Another time, a client he was representing in a guardianship was sent to Western State Hospital. He visited the young man on a Friday, and on Monday morning he got a phone call that the man was dead. The report said he had locked himself in a dryer and dried himself to death.

"You can't lock a dryer and start it from the inside," Faubion said. "Somebody killed him."

"Those two instances, among others, have led me to be skeptical of our mental health system," he said.

The stories of abuse of children or even adults have stuck with him too. All of it has led to some sleepless nights.

"Frankly, you put the stories aside, or you can't continue to do the work," Faubion said. "It changes you. It changes your attitude on life and people. It changes you in lots of ways, some good, some not so good."

Faubion reminisced about Cathlamet and his youth, visiting his grandparents house on Una Street. He would sit on the porch with his grandfather, and they would guess whether a truck or a car would go by next.

"My grandfather was always right," Faubion said. "It wasn't until years later that I realized he was looking above and seeing them before they came down the road."

He remembered walking "uptown" to the post office, which was located in the same building as the hotel at the time. He would walk on the sidewalk, or along the curb. He admits he sometimes does the same thing now, as he travels much the same path from his law office to the courthouse.
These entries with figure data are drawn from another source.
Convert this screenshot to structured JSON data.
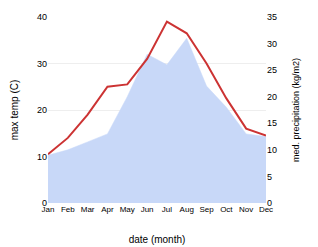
{
  "chart_data": {
    "type": "line",
    "xlabel": "date (month)",
    "ylabel": "max temp (C)",
    "y2label": "med. precipitation (kg/m2)",
    "categories": [
      "Jan",
      "Feb",
      "Mar",
      "Apr",
      "May",
      "Jun",
      "Jul",
      "Aug",
      "Sep",
      "Oct",
      "Nov",
      "Dec"
    ],
    "series": [
      {
        "type": "area",
        "axis": "y2",
        "color": "#c8d8f8",
        "values": [
          9.0,
          10.0,
          11.5,
          13.0,
          20.0,
          28.0,
          26.0,
          31.0,
          22.0,
          18.0,
          13.0,
          12.5
        ]
      },
      {
        "type": "line",
        "color": "#cc3333",
        "values": [
          10.5,
          14.0,
          19.0,
          25.0,
          25.5,
          31.0,
          39.0,
          36.5,
          30.0,
          22.5,
          16.0,
          14.5
        ]
      }
    ],
    "ylim": [
      0,
      40
    ],
    "yticks": [
      0,
      10,
      20,
      30,
      40
    ],
    "y2lim": [
      0,
      35
    ],
    "y2ticks": [
      0,
      5,
      10,
      15,
      20,
      25,
      30,
      35
    ],
    "grid": true
  }
}
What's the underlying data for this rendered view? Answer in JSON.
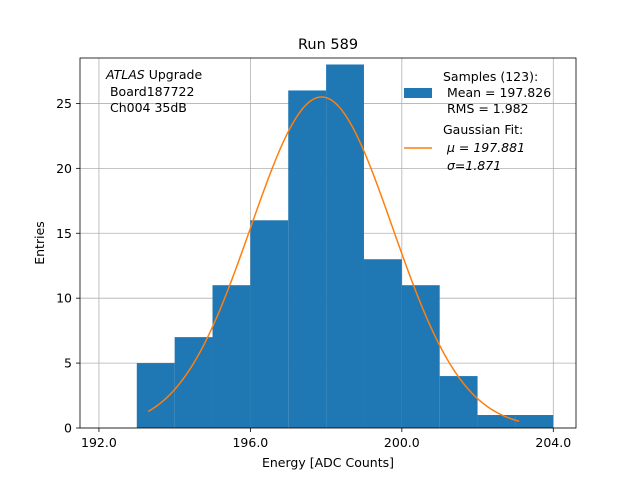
{
  "chart_data": {
    "type": "bar",
    "title": "Run 589",
    "xlabel": "Energy [ADC Counts]",
    "ylabel": "Entries",
    "xlim": [
      191.5,
      204.6
    ],
    "ylim": [
      0,
      28.5
    ],
    "grid": true,
    "legend_position": "top-right",
    "x_ticks": [
      192,
      196,
      200,
      204
    ],
    "x_tick_labels": [
      "192.0",
      "196.0",
      "200.0",
      "204.0"
    ],
    "y_ticks": [
      0,
      5,
      10,
      15,
      20,
      25
    ],
    "y_tick_labels": [
      "0",
      "5",
      "10",
      "15",
      "20",
      "25"
    ],
    "bin_edges": [
      193,
      194,
      195,
      196,
      197,
      198,
      199,
      200,
      201,
      202,
      203,
      204
    ],
    "values": [
      5,
      7,
      11,
      16,
      26,
      28,
      13,
      11,
      4,
      1,
      1
    ],
    "bar_color": "#1f77b4",
    "fit": {
      "type": "gaussian",
      "color": "#ff7f0e",
      "mu": 197.881,
      "sigma": 1.871,
      "amplitude": 25.5,
      "x_range": [
        193.3,
        203.1
      ]
    },
    "annotation": {
      "line1_italic": "ATLAS",
      "line1_rest": " Upgrade",
      "line2": " Board187722",
      "line3": " Ch004 35dB"
    },
    "legend": {
      "samples_label": "Samples (123):",
      "samples_mean": " Mean = 197.826",
      "samples_rms": " RMS = 1.982",
      "fit_label": "Gaussian Fit:",
      "fit_mu": " μ = 197.881",
      "fit_sigma": " σ=1.871"
    }
  }
}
"I've been in this community from the time I was a baby," Faubion said. "I've watched it grow and develop. I've watched it change. Lots of the changes have been real positive, and I'm pleased and proud to be a part of it. The town hasn't changed that much. The faces have changed, but the town, not much. This county is a good place. I've raised my two step daughters and a son and they've all done well. I found my wife Cindy here. I can't complain."
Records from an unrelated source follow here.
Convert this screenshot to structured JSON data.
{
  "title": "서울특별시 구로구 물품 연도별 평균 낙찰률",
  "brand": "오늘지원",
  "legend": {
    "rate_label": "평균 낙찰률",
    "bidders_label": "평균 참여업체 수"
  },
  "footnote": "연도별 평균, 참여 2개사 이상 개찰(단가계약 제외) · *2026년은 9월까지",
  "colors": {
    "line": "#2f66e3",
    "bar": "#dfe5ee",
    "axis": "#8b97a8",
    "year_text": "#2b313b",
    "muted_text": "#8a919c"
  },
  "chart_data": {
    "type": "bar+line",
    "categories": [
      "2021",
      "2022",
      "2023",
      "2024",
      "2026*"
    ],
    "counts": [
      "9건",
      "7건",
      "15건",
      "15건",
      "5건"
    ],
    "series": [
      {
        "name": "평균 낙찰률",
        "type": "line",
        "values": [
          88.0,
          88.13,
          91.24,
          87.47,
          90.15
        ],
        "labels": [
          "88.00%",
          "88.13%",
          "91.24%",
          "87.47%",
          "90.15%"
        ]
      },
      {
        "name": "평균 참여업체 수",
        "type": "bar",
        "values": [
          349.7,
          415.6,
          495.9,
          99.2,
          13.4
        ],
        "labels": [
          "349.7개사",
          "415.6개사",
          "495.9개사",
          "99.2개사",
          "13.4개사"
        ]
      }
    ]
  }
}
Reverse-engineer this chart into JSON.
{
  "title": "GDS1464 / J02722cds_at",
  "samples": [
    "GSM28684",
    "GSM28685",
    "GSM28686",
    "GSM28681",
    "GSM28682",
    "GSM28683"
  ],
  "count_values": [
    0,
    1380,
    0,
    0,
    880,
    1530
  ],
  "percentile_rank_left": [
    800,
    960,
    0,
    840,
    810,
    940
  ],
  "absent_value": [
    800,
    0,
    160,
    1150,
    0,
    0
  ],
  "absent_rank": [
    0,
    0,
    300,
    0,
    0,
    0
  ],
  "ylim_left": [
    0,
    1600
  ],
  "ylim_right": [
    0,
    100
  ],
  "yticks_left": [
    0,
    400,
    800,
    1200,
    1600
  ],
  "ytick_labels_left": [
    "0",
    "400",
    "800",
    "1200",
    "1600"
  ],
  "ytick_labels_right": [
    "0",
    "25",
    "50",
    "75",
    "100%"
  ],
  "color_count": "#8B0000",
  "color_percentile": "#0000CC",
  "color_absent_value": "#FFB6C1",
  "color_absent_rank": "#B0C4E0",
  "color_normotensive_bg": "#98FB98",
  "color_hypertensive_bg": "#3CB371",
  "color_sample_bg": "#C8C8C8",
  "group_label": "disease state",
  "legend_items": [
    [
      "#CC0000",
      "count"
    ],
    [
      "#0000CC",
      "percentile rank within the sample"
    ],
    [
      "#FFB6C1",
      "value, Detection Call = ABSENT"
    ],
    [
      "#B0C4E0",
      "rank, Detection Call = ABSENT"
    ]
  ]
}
When he's not working, he plans to take his two dogs bird hunting. Someday, when Cindy retires, they will travel and do all the things they want to do, together.


Reader Comments

srose writes:

It's been quite the ride working for Bill the last 35 years. He has taught me a lot and seen me through many difficult times in my life. I am proud to call him my friend first, my boss second! I feel like his son David's office mom as I used to watch him at the office when Bill had to respond to ambulance calls. I love his whole family! I am so blessed that he is continuing his law practice until I can retire - how many bosses would do that?!?!?